There's a file base/test/seq/generator.c in the Rosegarden source tree
that does basically what was described using the sequencer queue. It
does however schedule in real-time rather than beats (and so does
Rosegarden itself).
http://cvs.sourceforge.net/viewcvs.py/rosegarden/base/test/seq/generator.c?…
Pretty intersting, I just ran this and noticed it (the diff between
queue and gettimeofday time) drifts about 70 usecs per second. Is this
normal expected behaviour, or another reason to hate the day I decided to buy
a X2 CPU?
P.S.: ANyone got any hard facts on the TSC SMP issues? 2.6.15
is definitely worse for me than 2.6.14, things that used to work just dont anymore.

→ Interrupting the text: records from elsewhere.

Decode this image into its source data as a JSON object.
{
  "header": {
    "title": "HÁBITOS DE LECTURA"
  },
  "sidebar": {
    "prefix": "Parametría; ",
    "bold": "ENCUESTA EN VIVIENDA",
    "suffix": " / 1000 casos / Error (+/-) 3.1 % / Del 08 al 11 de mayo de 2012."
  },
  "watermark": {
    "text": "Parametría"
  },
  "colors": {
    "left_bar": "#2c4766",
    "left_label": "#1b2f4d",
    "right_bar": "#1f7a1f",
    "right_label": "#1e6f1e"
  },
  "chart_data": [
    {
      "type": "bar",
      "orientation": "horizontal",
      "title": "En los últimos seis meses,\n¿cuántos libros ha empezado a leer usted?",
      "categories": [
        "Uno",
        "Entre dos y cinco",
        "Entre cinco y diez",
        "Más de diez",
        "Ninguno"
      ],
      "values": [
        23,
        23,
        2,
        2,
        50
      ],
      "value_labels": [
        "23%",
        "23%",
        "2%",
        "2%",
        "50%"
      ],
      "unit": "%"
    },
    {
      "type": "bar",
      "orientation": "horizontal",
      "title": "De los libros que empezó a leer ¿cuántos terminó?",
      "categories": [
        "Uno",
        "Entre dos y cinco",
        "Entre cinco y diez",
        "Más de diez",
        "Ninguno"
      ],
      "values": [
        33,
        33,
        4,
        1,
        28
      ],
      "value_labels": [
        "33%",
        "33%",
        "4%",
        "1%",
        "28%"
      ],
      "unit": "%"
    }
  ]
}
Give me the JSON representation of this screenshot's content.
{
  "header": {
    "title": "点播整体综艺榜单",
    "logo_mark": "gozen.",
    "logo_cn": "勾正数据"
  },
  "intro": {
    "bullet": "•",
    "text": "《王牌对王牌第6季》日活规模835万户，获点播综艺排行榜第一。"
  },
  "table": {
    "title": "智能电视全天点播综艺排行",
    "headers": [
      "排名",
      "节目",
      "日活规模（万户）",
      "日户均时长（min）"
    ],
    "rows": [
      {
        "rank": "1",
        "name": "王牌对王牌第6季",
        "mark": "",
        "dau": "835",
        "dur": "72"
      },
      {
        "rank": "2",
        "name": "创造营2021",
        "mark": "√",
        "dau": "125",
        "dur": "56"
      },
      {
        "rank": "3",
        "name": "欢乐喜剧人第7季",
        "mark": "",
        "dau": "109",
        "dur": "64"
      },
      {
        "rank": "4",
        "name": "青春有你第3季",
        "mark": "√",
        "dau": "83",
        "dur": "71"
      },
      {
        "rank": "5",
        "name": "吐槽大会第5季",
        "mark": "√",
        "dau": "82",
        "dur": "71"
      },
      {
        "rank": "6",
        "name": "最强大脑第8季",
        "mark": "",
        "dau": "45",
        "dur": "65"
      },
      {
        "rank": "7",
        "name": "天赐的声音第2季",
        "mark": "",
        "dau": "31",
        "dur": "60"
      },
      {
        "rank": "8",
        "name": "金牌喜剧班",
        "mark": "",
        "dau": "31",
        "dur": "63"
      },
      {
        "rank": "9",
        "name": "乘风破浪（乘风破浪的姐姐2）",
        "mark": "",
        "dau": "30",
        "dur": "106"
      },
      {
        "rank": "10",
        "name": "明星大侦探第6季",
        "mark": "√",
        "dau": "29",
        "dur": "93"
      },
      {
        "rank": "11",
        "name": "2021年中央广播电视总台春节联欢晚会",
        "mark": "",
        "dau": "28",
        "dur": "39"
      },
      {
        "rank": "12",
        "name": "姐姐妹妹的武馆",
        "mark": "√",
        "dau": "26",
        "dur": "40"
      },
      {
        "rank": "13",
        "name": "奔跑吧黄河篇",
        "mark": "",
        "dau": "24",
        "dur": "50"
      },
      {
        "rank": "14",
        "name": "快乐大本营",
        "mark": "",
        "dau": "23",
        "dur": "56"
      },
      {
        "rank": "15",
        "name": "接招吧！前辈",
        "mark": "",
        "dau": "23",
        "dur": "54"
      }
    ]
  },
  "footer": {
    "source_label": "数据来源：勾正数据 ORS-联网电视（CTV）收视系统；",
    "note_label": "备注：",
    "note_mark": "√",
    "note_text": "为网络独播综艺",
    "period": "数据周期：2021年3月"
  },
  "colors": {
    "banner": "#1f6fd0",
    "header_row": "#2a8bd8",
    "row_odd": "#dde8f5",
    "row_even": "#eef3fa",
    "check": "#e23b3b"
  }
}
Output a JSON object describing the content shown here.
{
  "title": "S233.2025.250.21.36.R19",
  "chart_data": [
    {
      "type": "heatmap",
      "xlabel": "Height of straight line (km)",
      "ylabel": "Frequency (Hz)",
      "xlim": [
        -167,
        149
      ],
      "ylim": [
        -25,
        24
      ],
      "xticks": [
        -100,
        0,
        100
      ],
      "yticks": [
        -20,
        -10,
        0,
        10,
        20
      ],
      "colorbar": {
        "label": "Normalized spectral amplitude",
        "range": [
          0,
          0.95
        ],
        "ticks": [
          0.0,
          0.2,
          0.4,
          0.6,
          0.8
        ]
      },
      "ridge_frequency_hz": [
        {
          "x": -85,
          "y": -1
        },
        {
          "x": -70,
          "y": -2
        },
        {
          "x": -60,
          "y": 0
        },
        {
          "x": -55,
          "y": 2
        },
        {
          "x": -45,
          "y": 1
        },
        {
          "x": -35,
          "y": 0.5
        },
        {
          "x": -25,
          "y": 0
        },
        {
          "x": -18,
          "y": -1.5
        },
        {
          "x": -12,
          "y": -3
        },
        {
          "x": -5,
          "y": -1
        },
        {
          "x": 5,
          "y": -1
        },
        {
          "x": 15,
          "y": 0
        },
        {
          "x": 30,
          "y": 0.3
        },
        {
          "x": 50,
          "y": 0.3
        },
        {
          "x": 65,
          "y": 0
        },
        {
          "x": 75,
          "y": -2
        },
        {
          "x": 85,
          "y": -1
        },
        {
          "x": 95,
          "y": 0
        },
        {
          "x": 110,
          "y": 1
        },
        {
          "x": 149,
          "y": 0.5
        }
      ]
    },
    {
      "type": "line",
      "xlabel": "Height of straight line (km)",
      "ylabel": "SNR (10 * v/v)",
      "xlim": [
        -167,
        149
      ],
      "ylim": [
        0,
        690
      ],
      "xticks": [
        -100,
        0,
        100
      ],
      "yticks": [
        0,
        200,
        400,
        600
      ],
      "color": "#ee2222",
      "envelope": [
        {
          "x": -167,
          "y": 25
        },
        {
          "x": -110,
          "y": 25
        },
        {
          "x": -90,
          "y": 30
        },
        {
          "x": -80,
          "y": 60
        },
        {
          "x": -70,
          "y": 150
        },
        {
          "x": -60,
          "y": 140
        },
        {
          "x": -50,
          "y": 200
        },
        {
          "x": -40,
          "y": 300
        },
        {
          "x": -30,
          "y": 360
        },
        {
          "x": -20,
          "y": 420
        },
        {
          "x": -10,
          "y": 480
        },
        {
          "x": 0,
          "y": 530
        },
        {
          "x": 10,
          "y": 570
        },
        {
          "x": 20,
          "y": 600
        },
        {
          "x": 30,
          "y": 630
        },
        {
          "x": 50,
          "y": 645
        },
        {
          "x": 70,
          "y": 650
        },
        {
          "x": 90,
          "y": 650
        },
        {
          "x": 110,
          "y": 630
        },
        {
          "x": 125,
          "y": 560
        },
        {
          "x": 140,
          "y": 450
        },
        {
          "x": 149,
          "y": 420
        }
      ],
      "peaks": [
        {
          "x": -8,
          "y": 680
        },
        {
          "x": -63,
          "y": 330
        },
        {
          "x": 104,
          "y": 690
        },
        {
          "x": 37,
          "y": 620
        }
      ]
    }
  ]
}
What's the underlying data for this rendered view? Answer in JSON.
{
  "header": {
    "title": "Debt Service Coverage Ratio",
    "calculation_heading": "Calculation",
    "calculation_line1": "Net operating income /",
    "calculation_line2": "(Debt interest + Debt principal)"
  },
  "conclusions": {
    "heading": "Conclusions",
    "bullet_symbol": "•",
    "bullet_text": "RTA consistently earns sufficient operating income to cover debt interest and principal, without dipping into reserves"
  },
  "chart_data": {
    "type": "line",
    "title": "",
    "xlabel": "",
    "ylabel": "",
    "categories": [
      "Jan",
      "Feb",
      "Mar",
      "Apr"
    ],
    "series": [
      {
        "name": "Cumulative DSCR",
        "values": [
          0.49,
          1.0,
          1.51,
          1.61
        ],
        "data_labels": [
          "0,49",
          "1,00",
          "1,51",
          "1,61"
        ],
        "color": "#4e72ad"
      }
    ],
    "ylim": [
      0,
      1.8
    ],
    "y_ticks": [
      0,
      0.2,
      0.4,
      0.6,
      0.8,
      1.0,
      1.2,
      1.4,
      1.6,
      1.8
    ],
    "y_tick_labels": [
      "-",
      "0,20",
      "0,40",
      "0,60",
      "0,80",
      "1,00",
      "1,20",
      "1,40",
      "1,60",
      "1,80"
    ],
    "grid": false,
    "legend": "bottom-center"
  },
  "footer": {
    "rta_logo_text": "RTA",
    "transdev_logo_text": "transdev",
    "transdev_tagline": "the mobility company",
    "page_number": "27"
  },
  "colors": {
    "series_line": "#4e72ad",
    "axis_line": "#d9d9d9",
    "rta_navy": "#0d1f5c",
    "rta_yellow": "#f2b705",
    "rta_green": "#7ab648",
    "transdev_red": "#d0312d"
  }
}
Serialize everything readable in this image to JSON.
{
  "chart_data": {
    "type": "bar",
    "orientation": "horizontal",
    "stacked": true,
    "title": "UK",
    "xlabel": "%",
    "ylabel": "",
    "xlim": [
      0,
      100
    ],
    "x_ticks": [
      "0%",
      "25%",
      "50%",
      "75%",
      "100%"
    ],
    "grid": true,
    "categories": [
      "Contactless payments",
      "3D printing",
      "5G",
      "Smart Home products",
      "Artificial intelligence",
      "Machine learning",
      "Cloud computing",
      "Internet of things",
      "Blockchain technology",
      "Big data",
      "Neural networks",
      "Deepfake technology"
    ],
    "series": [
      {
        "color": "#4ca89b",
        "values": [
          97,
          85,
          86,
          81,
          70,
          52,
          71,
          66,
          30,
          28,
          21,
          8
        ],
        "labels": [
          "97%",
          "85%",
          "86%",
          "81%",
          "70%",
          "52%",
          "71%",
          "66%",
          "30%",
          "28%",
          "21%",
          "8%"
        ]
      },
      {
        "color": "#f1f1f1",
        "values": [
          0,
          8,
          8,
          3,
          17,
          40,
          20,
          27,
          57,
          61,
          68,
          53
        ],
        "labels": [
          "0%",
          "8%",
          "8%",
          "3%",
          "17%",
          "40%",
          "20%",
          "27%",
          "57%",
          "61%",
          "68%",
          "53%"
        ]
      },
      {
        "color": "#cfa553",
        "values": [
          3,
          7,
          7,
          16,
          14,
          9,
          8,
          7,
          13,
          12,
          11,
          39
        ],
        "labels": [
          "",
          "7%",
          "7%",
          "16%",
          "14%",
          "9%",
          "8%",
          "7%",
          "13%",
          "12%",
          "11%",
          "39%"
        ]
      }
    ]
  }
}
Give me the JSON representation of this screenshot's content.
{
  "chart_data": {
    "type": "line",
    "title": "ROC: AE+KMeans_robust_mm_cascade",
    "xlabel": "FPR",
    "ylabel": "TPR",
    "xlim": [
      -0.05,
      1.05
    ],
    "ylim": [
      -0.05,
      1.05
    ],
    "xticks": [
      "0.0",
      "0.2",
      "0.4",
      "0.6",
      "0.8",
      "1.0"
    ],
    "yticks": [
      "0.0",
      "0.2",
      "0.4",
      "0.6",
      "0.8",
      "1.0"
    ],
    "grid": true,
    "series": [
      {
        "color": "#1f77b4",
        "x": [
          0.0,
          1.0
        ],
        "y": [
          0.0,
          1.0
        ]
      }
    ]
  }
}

I just bought a shiny new X2 3800+ and am dealing with all this garbage
as well. Extremely unimpressed with the whole situation in general,
but anyway....
Right now I'm booting my kernel with clock=pmtmr and I've applied the
attached patch to Jack and things seem to be working fine, at least
superficially.
-DR-
P.S. Someone (who I forget) was having problems with Om and every
action taking _seconds_ to produce a visible/audible response. This was
the source of that problem, for the record.